In the case of his skin, the cream would eventually cause those cells to flake off. But in the weeks before that happened, Rob’s nose, on which he’d had surgery in the past for skin cancer, became terribly discoloured. It turned a very deep red and he was embarrassed to be seen sporting such a rosy, sore-looking schnozz. Of course, cancer is worse than some embarrassment, to be sure, but Rob knew it looked as though he was a full-time drinker. Again with the alcohol, right?
 

red nose

 
Now, I take you to the nurse in the clinic where he was having his colonoscopy. After reading about pancreatitis in his chart and looking at Rob’s nose, she admitted that she right away thought “alcoholic.” It was an easy assumption to make and she was grateful to learn, not only about Efudex, but also about this pancreas divisum condition. She’d not heard of it before.
 
We’re glad to be able to enlighten people at every turn. But it also served as a really good reminder to me and everyone else that not everything is as it appears. I remember my friend Lisa was furious when her dad, who suffered from Parkinson’s disease, was presumed to be driving drunk. Here’s his story in Lisa’s words:

Dad was driving one evening and he swerved to avoid a deer. (Yes, you’re not supposed to swerve, but he swerved.) He landed in the ditch and his pickup ended up against a fence. The fence jammed his door and he was unable to get out. Instead of helping get him out, the attending police officer questioned him while he was trapped, assuming he was drunk. 
 
My Dad was agitated (for obvious reasons!) and his hands were shaking (Parkinson’s) and he was in his 70s at the time. Instead of having any compassion and assisting my Dad, the cop ignored his pleas and acted like he was on an episode of Law and Order.

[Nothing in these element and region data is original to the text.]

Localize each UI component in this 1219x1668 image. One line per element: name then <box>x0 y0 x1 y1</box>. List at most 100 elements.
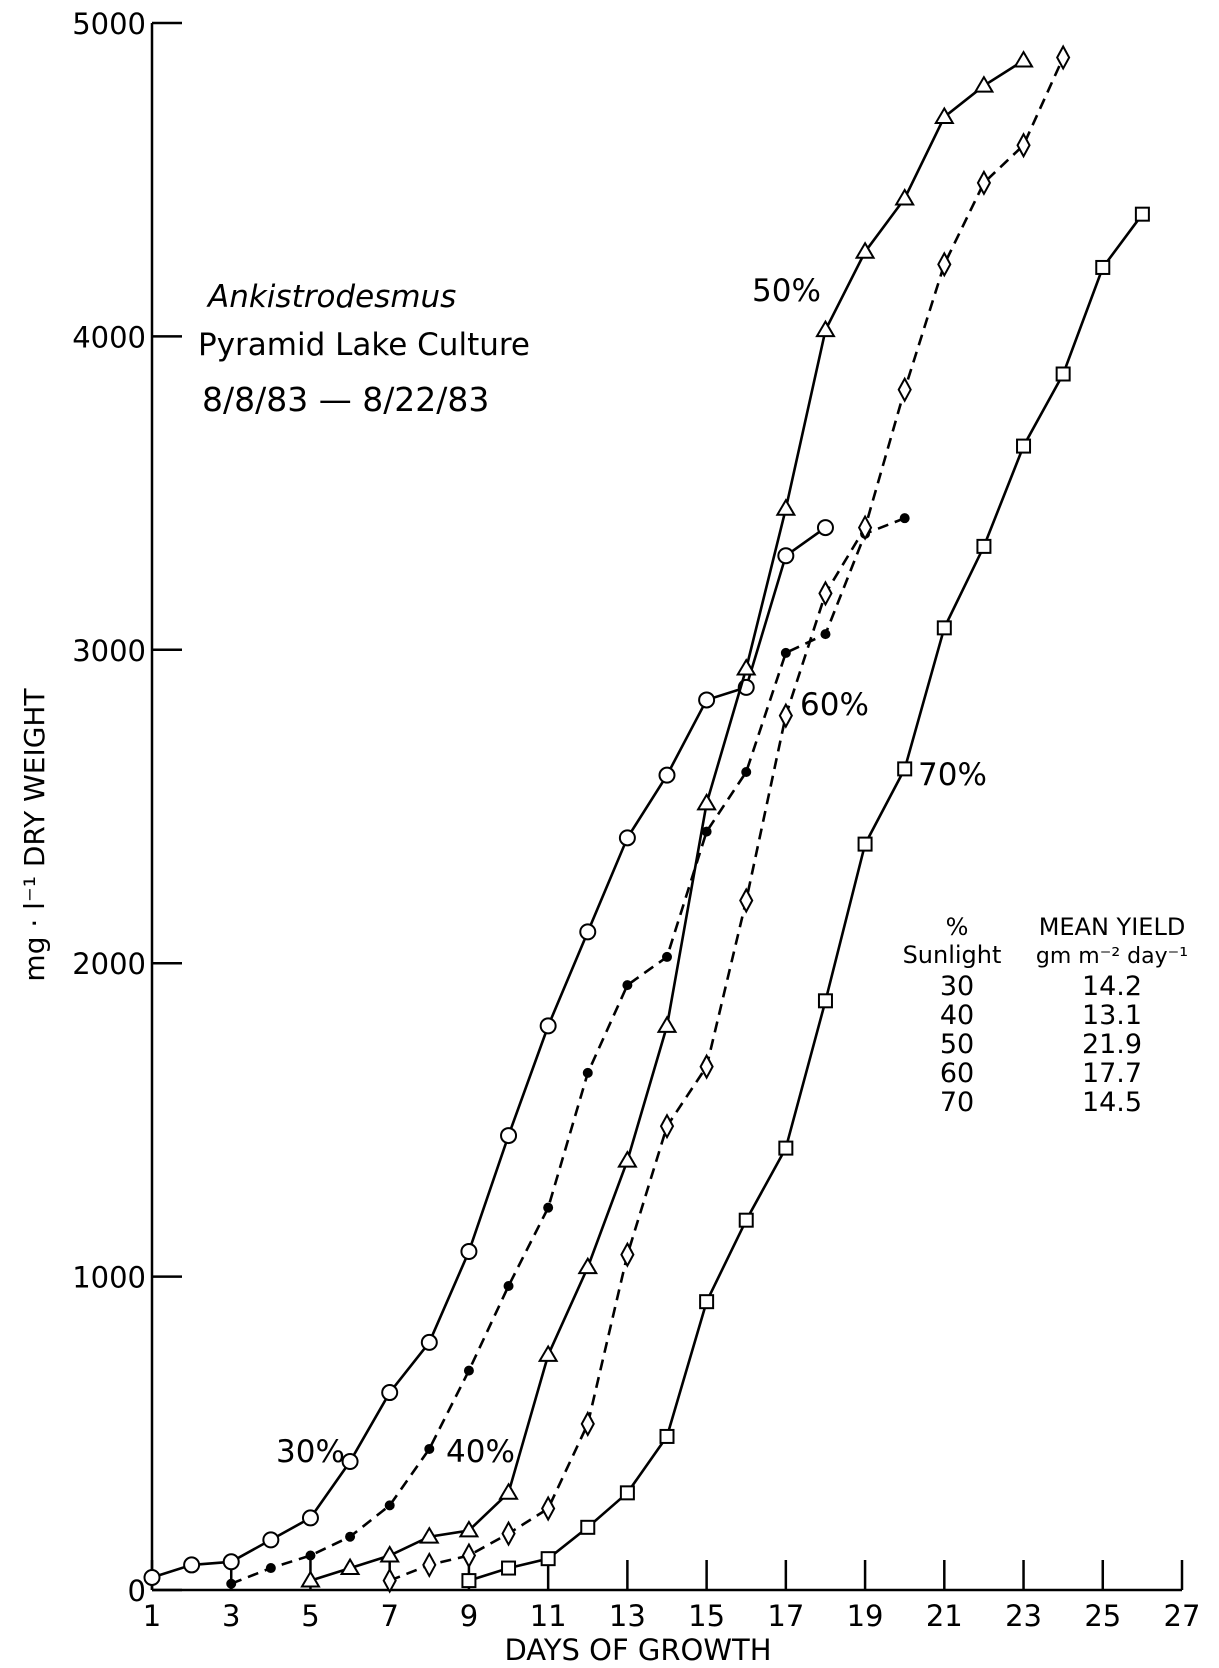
data-point <box>1056 44 1071 71</box>
data-point <box>622 980 633 991</box>
data-point <box>976 169 992 196</box>
data-point <box>379 1545 400 1563</box>
data-point <box>341 1453 359 1471</box>
data-point <box>1134 206 1150 222</box>
table-cell-yield: 17.7 <box>1082 1058 1142 1089</box>
y-tick-label: 1000 <box>72 1261 146 1295</box>
x-tick-label: 19 <box>847 1599 884 1633</box>
data-point <box>619 1485 635 1501</box>
data-point <box>262 1531 280 1549</box>
x-tick-label: 23 <box>1005 1599 1042 1633</box>
data-point <box>894 188 915 206</box>
data-point <box>741 767 752 778</box>
x-tick-label: 13 <box>609 1599 646 1633</box>
data-point <box>345 1531 356 1542</box>
data-point <box>382 1567 397 1594</box>
data-point <box>424 1443 435 1454</box>
data-point <box>498 1482 519 1500</box>
data-point <box>973 75 995 93</box>
chart-title-dates: 8/8/83 — 8/22/83 <box>202 380 489 419</box>
data-point <box>226 1578 237 1589</box>
data-point <box>620 1241 635 1268</box>
series-label-40: 40% <box>446 1434 515 1470</box>
data-point <box>461 1542 477 1569</box>
table-header-units: gm m⁻² day⁻¹ <box>1036 944 1188 969</box>
data-point <box>777 547 795 565</box>
data-point <box>778 702 793 729</box>
data-point <box>501 1560 517 1576</box>
data-point <box>183 1556 201 1574</box>
data-point <box>617 1150 638 1168</box>
data-point <box>659 1113 675 1140</box>
data-point <box>815 319 836 338</box>
data-point <box>658 766 676 784</box>
data-point <box>1016 132 1031 159</box>
data-point <box>659 1428 675 1444</box>
data-point <box>537 1344 559 1362</box>
table-cell-yield: 14.5 <box>1082 1087 1142 1118</box>
data-point <box>222 1553 240 1571</box>
data-point <box>419 1526 440 1544</box>
x-tick-label: 7 <box>380 1599 398 1633</box>
x-ticks: 1 3 5 7 9 11 13 15 17 19 21 23 25 27 <box>143 1560 1201 1633</box>
data-point <box>857 836 873 852</box>
data-point <box>460 1243 478 1261</box>
data-point <box>976 538 992 554</box>
series-3 <box>300 50 1034 1588</box>
data-point <box>656 1015 678 1033</box>
x-tick-label: 11 <box>530 1599 567 1633</box>
data-point <box>300 1570 321 1588</box>
data-point <box>778 1140 794 1156</box>
series-line <box>151 526 827 1579</box>
data-point <box>1013 50 1034 68</box>
data-point <box>503 1281 514 1292</box>
data-point <box>820 629 831 640</box>
data-point <box>500 1127 518 1145</box>
x-tick-label: 21 <box>926 1599 963 1633</box>
data-point <box>463 1365 474 1376</box>
series-line <box>389 56 1065 1582</box>
table-cell-yield: 14.2 <box>1082 971 1142 1002</box>
y-ticks: 0 1000 2000 3000 4000 5000 <box>72 7 182 1608</box>
data-point <box>301 1509 319 1527</box>
series-label-70: 70% <box>918 757 987 793</box>
data-point <box>580 1519 596 1535</box>
data-point <box>738 1212 754 1228</box>
data-point <box>1016 438 1032 454</box>
data-point <box>817 993 833 1009</box>
data-point <box>698 691 716 709</box>
x-axis-label: DAYS OF GROWTH <box>504 1633 771 1667</box>
data-point <box>579 923 597 941</box>
series-line <box>230 516 906 1585</box>
data-point <box>816 519 834 537</box>
data-point <box>381 1384 399 1402</box>
data-point <box>662 951 672 962</box>
table-rows: 30 14.2 40 13.1 50 21.9 60 17.7 70 14.5 <box>940 971 1142 1118</box>
data-point <box>735 658 757 676</box>
data-point <box>936 620 952 636</box>
data-point <box>897 761 913 777</box>
y-tick-label: 4000 <box>72 320 146 354</box>
data-point <box>937 251 952 278</box>
table-header-percent: % <box>946 913 969 941</box>
data-point <box>305 1550 316 1561</box>
data-point <box>580 1410 595 1437</box>
data-point <box>541 1495 556 1522</box>
data-point <box>143 1568 161 1586</box>
yield-table: % Sunlight MEAN YIELD gm m⁻² day⁻¹ 30 14.… <box>903 913 1189 1118</box>
table-cell-yield: 21.9 <box>1082 1029 1142 1060</box>
data-point <box>539 1017 557 1035</box>
chart-title-culture: Pyramid Lake Culture <box>198 327 530 363</box>
series-label-30: 30% <box>276 1434 345 1470</box>
series-label-50: 50% <box>752 273 821 309</box>
y-tick-label: 0 <box>128 1574 146 1608</box>
data-point <box>339 1557 361 1576</box>
data-point <box>461 1573 477 1589</box>
data-point <box>775 498 797 516</box>
data-point <box>854 241 876 259</box>
y-axis-label: mg · l⁻¹ DRY WEIGHT <box>18 688 51 982</box>
x-tick-label: 27 <box>1164 1599 1201 1633</box>
y-tick-label: 2000 <box>72 947 146 981</box>
x-tick-label: 25 <box>1084 1599 1121 1633</box>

The thought of my Dad, helpless, feeling unsafe in his vehicle, and no one helping him out, still makes me angry. 

I guess if you were to ask the cop, you’d hear that he sees so many drivers who have been drinking that he just put two and two together and made what would most often be a logical connection.
 
But for the rest of us, it reminds me of the old saying (which I still remember from TV’s The Odd Couple because seeing ASS on the television was something I couldn’t wrap my young head around): “When You Assume, you make an ASS of U and ME.” So true. It’s so easy to add things up and, not only come to the wrong conclusion, but find yourself on the wrong page altogether. Just a thought.
 
Glad you’re on this page, though, and I’ll have a new journal for you here again tomorrow.